Please do not express your opinion as the opinion of the majority. Instead of discussing license choices, create your project and open source it as you like. Do not tell others how to build their business, especially on HN.
I never expressed my opinion as that of the majority. I expressed my opinion as my opinion, and I can express whatever opinion I want to and discuss whatever I want to on Hacker News, so long as as Y Combinator (Who owns Hacker News) is okay with it.
Are you a representative of Y Contaminator/Hacker News? If you are, I will be glad to comply with your request.
The reply wasn't directed at DragonFly, but simply an answer to parent. I think you got a lot of sticks on HN. [1] In case you are wondering, I am much closer to Laymen in my definition of Open Source so I am actually extremely supportive of BSL. A perfect balance of Business Needs and Open Source. But HN has gotten a lot more ideological than it used to be. So please keep up the good work.

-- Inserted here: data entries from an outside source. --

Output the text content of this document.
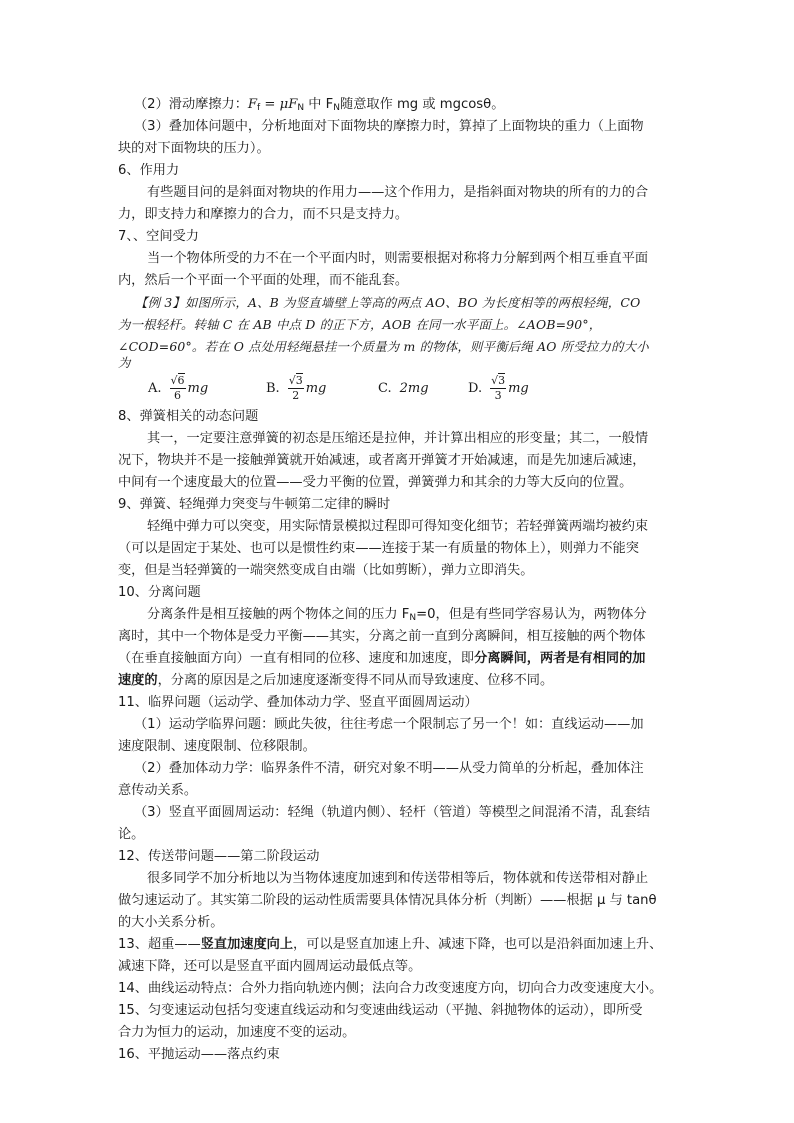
（2）滑动摩擦力：$F_f = \mu F_N$ 中 $F_N$随意取作 mg 或 mgcosθ。
（3）叠加体问题中，分析地面对下面物块的摩擦力时，算掉了上面物块的重力（上面物
块的对下面物块的压力）。
6、作用力
有些题目问的是斜面对物块的作用力——这个作用力，是指斜面对物块的所有的力的合
力，即支持力和摩擦力的合力，而不只是支持力。
7、、空间受力
当一个物体所受的力不在一个平面内时，则需要根据对称将力分解到两个相互垂直平面
内，然后一个平面一个平面的处理，而不能乱套。
【例 3】如图所示，A、B 为竖直墙壁上等高的两点 AO、BO 为长度相等的两根轻绳，CO
为一根轻杆。转轴 C 在 AB 中点 D 的正下方，AOB 在同一水平面上。∠AOB=90°，
∠COD=60°。若在 O 点处用轻绳悬挂一个质量为 m 的物体，则平衡后绳 AO 所受拉力的大小
为
A. √ $\frac{6}{6}$ mg	B. √ $\frac{3}{2}$ mg	C. 2mg	D. √ $\frac{3}{3}$ mg
8、弹簧相关的动态问题
其一，一定要注意弹簧的初态是压缩还是拉伸，并计算出相应的形变量；其二，一般情
况下，物块并不是一接触弹簧就开始减速，或者离开弹簧才开始减速，而是先加速后减速，
中间有一个速度最大的位置——受力平衡的位置，弹簧弹力和其余的力等大反向的位置。
9、弹簧、轻绳弹力突变与牛顿第二定律的瞬时
轻绳中弹力可以突变，用实际情景模拟过程即可得知变化细节；若轻弹簧两端均被约束
（可以是固定于某处、也可以是惯性约束——连接于某一有质量的物体上），则弹力不能突
变，但是当轻弹簧的一端突然变成自由端（比如剪断），弹力立即消失。
10、分离问题
分离条件是相互接触的两个物体之间的压力 $F_N=0$，但是有些同学容易认为，两物体分
离时，其中一个物体是受力平衡——其实，分离之前一直到分离瞬间，相互接触的两个物体
（在垂直接触面方向）一直有相同的位移、速度和加速度，即分离瞬间，两者是有相同的加
速度的，分离的原因是之后加速度逐渐变得不同从而导致速度、位移不同。
11、临界问题（运动学、叠加体动力学、竖直平面圆周运动）
（1）运动学临界问题：顾此失彼，往往考虑一个限制忘了另一个！如：直线运动——加
速度限制、速度限制、位移限制。
（2）叠加体动力学：临界条件不清，研究对象不明——从受力简单的分析起，叠加体注
意传动关系。
（3）竖直平面圆周运动：轻绳（轨道内侧）、轻杆（管道）等模型之间混淆不清，乱套结
论。
12、传送带问题——第二阶段运动
很多同学不加分析地以为当物体速度加速到和传送带相等后，物体就和传送带相对静止
做匀速运动了。其实第二阶段的运动性质需要具体情况具体分析（判断）——根据 μ 与 tanθ
的大小关系分析。
13、超重——竖直加速度向上，可以是竖直加速上升、减速下降，也可以是沿斜面加速上升、
减速下降，还可以是竖直平面内圆周运动最低点等。
14、曲线运动特点：合外力指向轨迹内侧；法向合力改变速度方向，切向合力改变速度大小。
15、匀变速运动包括匀变速直线运动和匀变速曲线运动（平抛、斜抛物体的运动），即所受
合力为恒力的运动，加速度不变的运动。
16、平抛运动——落点约束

[1] Part of the reason why I submitted Dragonfly, interesting technology should get more coverage on HN, and not be ignored simply because of some over zealotry ideological reason.
Dragonfly is better with
1. Memory utilization (read the announcement, they mention it)
2. Deployment/orchestration - your initial threshold that forces you to scale horizontally just went up by order of magnitude. In fact for many use-cases you will never need to go horizontally with Dragonfly.
3. Dragonfly also provides a better experience when working with the system. Just a week ago one of the community contributors submitted a PR that introduces automatic recognition of the hot keys: https://github.com/dragonflydb/dragonfly/pull/951 (this feature is not ready for production use yet but we will get there).
It also has a built-in open-metrics support, built in cpu-profiler support, fully asynchronous I/O that allows answering INFO commands even under load etc.
I agree. This is why DashCache is designed to be very efficient in terms of CPU and memory, while providing very strong adaptive capabilities for mixed workloads.
If think the most important part in this design is the realization that we do not need a global order in order to choose an entry to evict: other heuristics like LRU, LFU, frecency - they strive to provide a single number, a metric. Obviously this metric lies because a single number can not represent well both qualities like frequency and recency. DashCache, on the other hand, does not try to do it at all. Instead, it implicitly defines a partial order between entries in the same bucket or segment....
> the most important part in this design is the realization that we do not need a global order in order to choose an entry to evict
This is a key insight many people miss. The optimal eviction is not computable, so any reasonable approximation will likely have a similar outcome. Given this, it makes sense to pick an approximation that facilitates other objectives, like computational performance.